Я открываю рот, я хочу поздороваться, я очень хочу поздороваться, но со мной что-то случилось, — наверно, и правда язык отнялся, и, представив себе этот кошмар, я немею окончательно.

Завуч крепко проводит рукой по лицу сверху вниз, как делают взрослые, чтобы снять усталость, и я вижу, что рука у него тоже седая.

— У тебя звонкий голос, — говорит завуч, — очень звонкий. Я услышал его во-он там. — Он показывает пальцем себе через плечо. — Куда же девался твой звонкий голос? Мне показалось или ты пел? Конечно, пел. Иначе, зачем залезать на сцену. Скажи, ты пел? Ну, ясно, по лицу вижу — пел. Спой-ка мне что-нибудь…

Бедная моя голова совсем кругом пошла!

А завуч садится на стул в первом ряду, прямо напротив меня, устраивается поудобнее, кладет ногу на ногу и, покачивая большим черным ботинком, ждет.

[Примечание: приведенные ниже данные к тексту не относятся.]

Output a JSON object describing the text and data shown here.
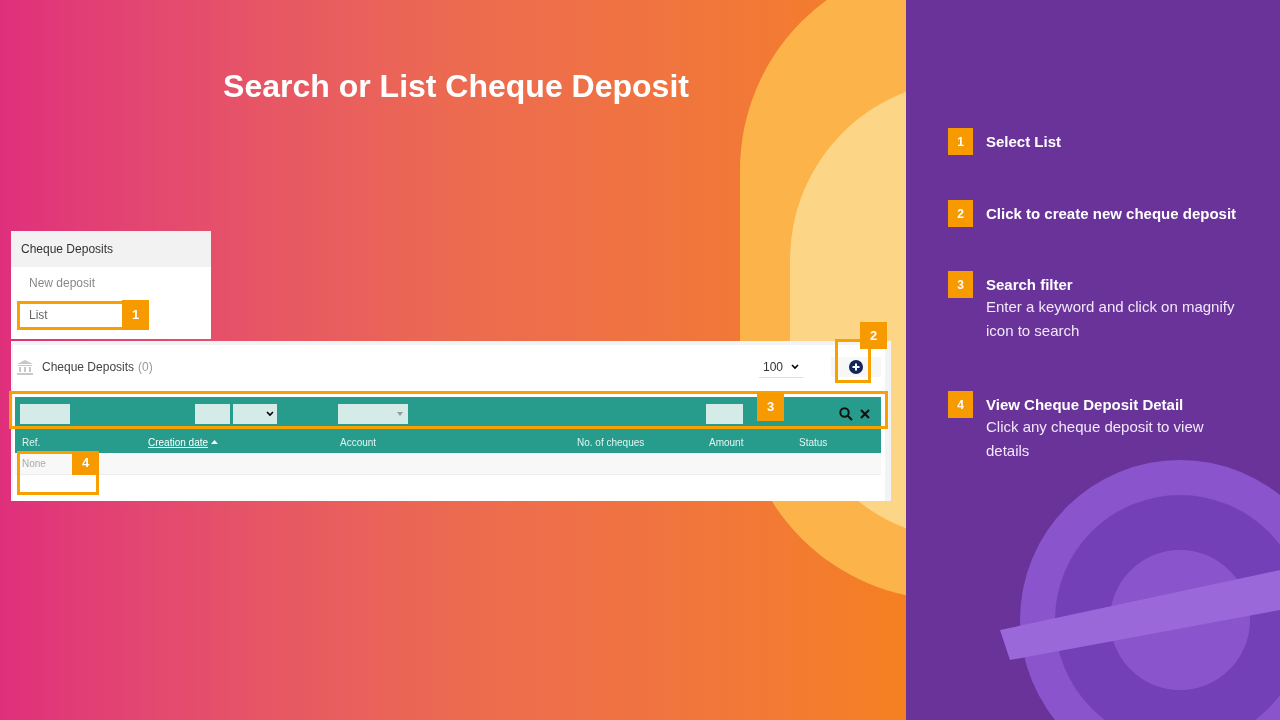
{
  "title": "Search or List Cheque Deposit",
  "menu": {
    "heading": "Cheque Deposits",
    "items": [
      {
        "label": "New deposit",
        "selected": false
      },
      {
        "label": "List",
        "selected": true
      }
    ]
  },
  "list_panel": {
    "title": "Cheque Deposits",
    "count": "(0)",
    "page_size": "100",
    "columns": [
      {
        "label": "Ref.",
        "sorted": false
      },
      {
        "label": "Creation date",
        "sorted": true
      },
      {
        "label": "Account",
        "sorted": false
      },
      {
        "label": "No. of cheques",
        "sorted": false
      },
      {
        "label": "Amount",
        "sorted": false
      },
      {
        "label": "Status",
        "sorted": false
      }
    ],
    "empty_text": "None"
  },
  "callouts": [
    "1",
    "2",
    "3",
    "4"
  ],
  "steps": [
    {
      "number": "1",
      "title": "Select List"
    },
    {
      "number": "2",
      "title": "Click to create new cheque deposit"
    },
    {
      "number": "3",
      "title": "Search filter",
      "text": "Enter a keyword and click on magnify icon to search"
    },
    {
      "number": "4",
      "title": "View Cheque Deposit Detail",
      "text": "Click any cheque deposit to view details"
    }
  ]
}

Мы молчим. Долго молчим. Я — втянув голову в плечи. Он — устало полуприкрыв веки. Молчание накапливается, как гроза, и слезы уже вскипают где-то за ушами и вот-вот брызнут прямо в завуча. А где-то — но где? — притаился Жора Венчик, ему хоть бы что. И над всеми над нами — холодный, как зимнее небо, равнодушный актовый зал.

Завуч качает головой.

— Ай-я-яй, ну как тебе не совестно. Завуч, почтенный человек, седая голова, десять минут ждет твоей песни, а ты…

Я слизываю языком первую слезу. Если он видит по моему лицу, что я пел, так почему он не видит, как я сейчас мучаюсь! Ведь у меня язык отнялся!

— Ну ладно, — говорит завуч, — я понимаю, это бывает. — Он тяжело подымается. — Если ты захочешь поговорить со мной, приходи в кабинет. В любое время приходи. Ты только скажи: «Я тот мальчик, который пел один в актовом зале и которого ждет Исидор Исидорович». И тебя сразу пропустят. Только не забудь: Исидор Исидорович. А то многие забывают… Ну, а я уж тебя не забуду. Не каждый день встречаешь человека, который поет один в таком зале. Ты первоклассник? — Я кивнул. — Первоклассник… — Завуч вздыхает. — Ученики с годами как-то глупеют, а первоклассники, они умные люди…

Завуч уходит в ту же дверь, из которой появился. Уходит, ни разу не обернувшись, так и не сказав двух слов, которых я безропотно ждал: «Н е м е д л е н н о в о н!» Он думает, что я пел. Если б он знал, что я просто кричал!..

Откуда-то раздается голос Жоры Венчика: «Ушел, да?» Я оглядываюсь, смотрю под ноги. Рядом — какой-то деревянный козырек. Оттуда выглядывает Жорина голова. «Суфлер!» — вкусно произносит Жора и, блестящие его глазки вспыхивают еще ярче.